Papa retira prohibición a la beatificación del arzobispo Óscar Romero

Arzobispo Óscar Romero

Fuente de la imagen, AFP

Pie de foto, Óscar Romero era conocido como "la voz de los sin voz".
    • Autor, Redacción
    • Título del autor, BBC Mundo

El Papa Francisco anunció que suspendió la prohibición para beatificar al arzobispo salvadoreño Óscar Arnulfo Romero.

El religioso salvadoreño murió baleado por un francotirador asociado a los escuadrones de la muerte de la extrema derecha en ese país, mientras oficiaba una misa en la capilla del hospital para enfermos de cáncer Divina Providencia, en San Salvador,el 24 de marzo de 1980.

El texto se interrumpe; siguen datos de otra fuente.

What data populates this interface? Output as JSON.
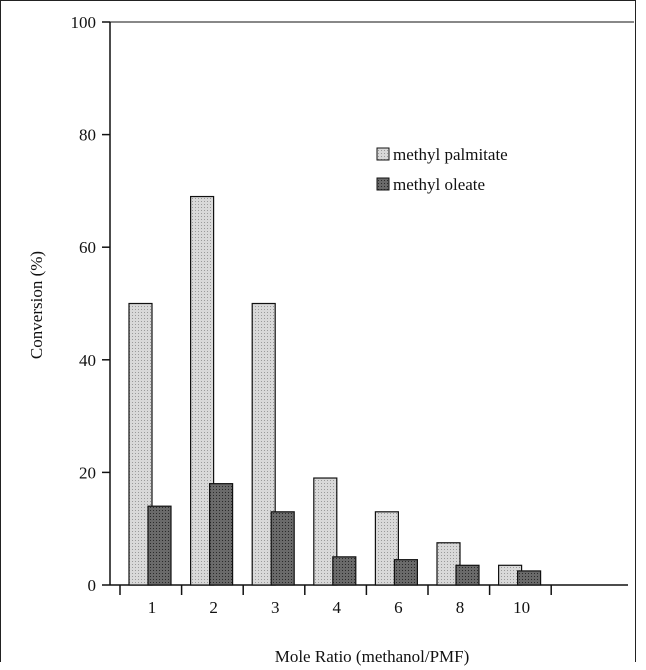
{
  "chart_data": {
    "type": "bar",
    "title": "",
    "xlabel": "Mole Ratio (methanol/PMF)",
    "ylabel": "Conversion (%)",
    "ylim": [
      0,
      100
    ],
    "yticks": [
      0,
      20,
      40,
      60,
      80,
      100
    ],
    "categories": [
      "1",
      "2",
      "3",
      "4",
      "6",
      "8",
      "10"
    ],
    "series": [
      {
        "name": "methyl palmitate",
        "values": [
          50,
          69,
          50,
          19,
          13,
          7.5,
          3.5
        ],
        "color": "#cfcfcf"
      },
      {
        "name": "methyl oleate",
        "values": [
          14,
          18,
          13,
          5,
          4.5,
          3.5,
          2.5
        ],
        "color": "#5f5f5f"
      }
    ],
    "legend_position": "top-right",
    "grid": false
  }
}
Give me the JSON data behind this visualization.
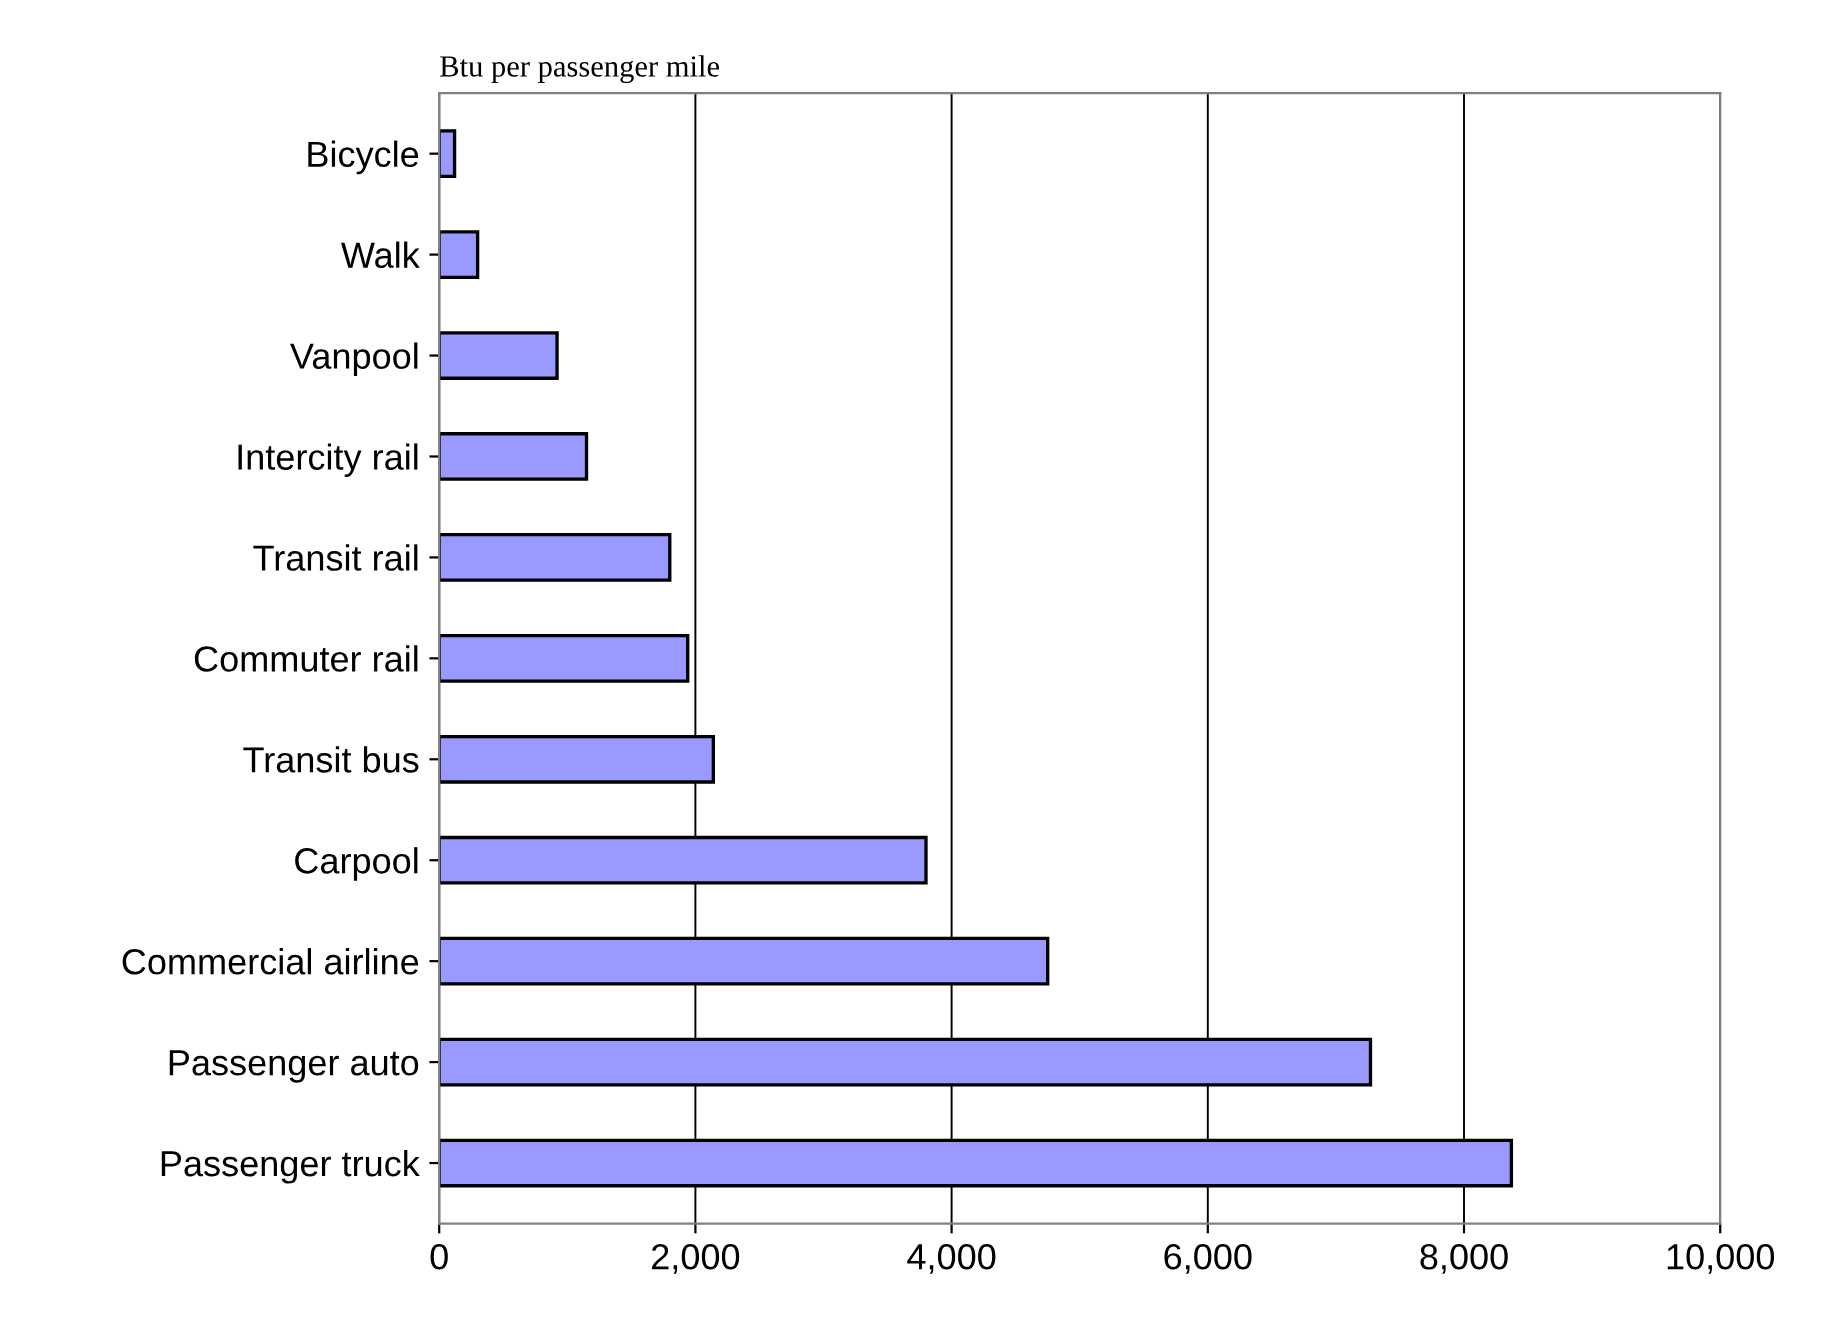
{
  "chart_data": {
    "type": "bar",
    "orientation": "horizontal",
    "xlabel": "Btu per passenger mile",
    "categories": [
      "Bicycle",
      "Walk",
      "Vanpool",
      "Intercity rail",
      "Transit rail",
      "Commuter rail",
      "Transit bus",
      "Carpool",
      "Commercial airline",
      "Passenger auto",
      "Passenger truck"
    ],
    "values": [
      120,
      300,
      920,
      1150,
      1800,
      1940,
      2140,
      3800,
      4750,
      7270,
      8370
    ],
    "color": "#9999ff",
    "xlim": [
      0,
      10000
    ],
    "xticks": [
      {
        "value": 0,
        "label": "0"
      },
      {
        "value": 2000,
        "label": "2,000"
      },
      {
        "value": 4000,
        "label": "4,000"
      },
      {
        "value": 6000,
        "label": "6,000"
      },
      {
        "value": 8000,
        "label": "8,000"
      },
      {
        "value": 10000,
        "label": "10,000"
      }
    ],
    "grid": "x",
    "legend": false
  }
}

El arzobispo es recordado por denunciar las injusticias cometidas en los años previos al conflicto armado entre el ejército y la guerrilla que sufrió El Salvador durante doce años (1980-1992), y que dejó un saldo de 75.000 personas muertas, 8.000 desaparecidos y 12.000 lisiados.

Fue un ferviente defensor de la Teología de la Liberación, una interpretación de la fe cristiana desde la perspectiva de los pobres, y fue conocido como "la voz de los sin voz" por su permanente defensa de los más desprotegidos.

Una beatificación bloqueada

La beatificación de Romero había sido obstaculizada durante décadas por el Vaticano, debido a preocupaciones sobre las supuestas inclinaciones marxistas del sacerdote.

Estatua Óscar Romero, Los Angeles

Fuente de la imagen, Reuters

Pie de foto, La estatua del arzobispo Romero en Los Angeles acompaña una vigilia contra la violencia en Centroamérica el 6 de agosto de 2014.

La figura del arzobispo Óscar Romero se ha consolidado como un símbolo de los derechos de las víctimas de la violencia en el mundo.

En 2011, el presidente de Estados Unidos, Barack Obama, visitó el sepulcro del arzobispo Romero en la catedral de San Salvador, acompañado del entonces presidente salvadoreño, Mauricio Funes.

Y en 2013, salvadoreños y extranjeros salieron por las principales calles de la capital salvadoreña para conmemorar los 33 años de la muerte del arzobispo.

El Papa Francisco aseguró que confía que el proceso de beatificación ocurra con celeridad.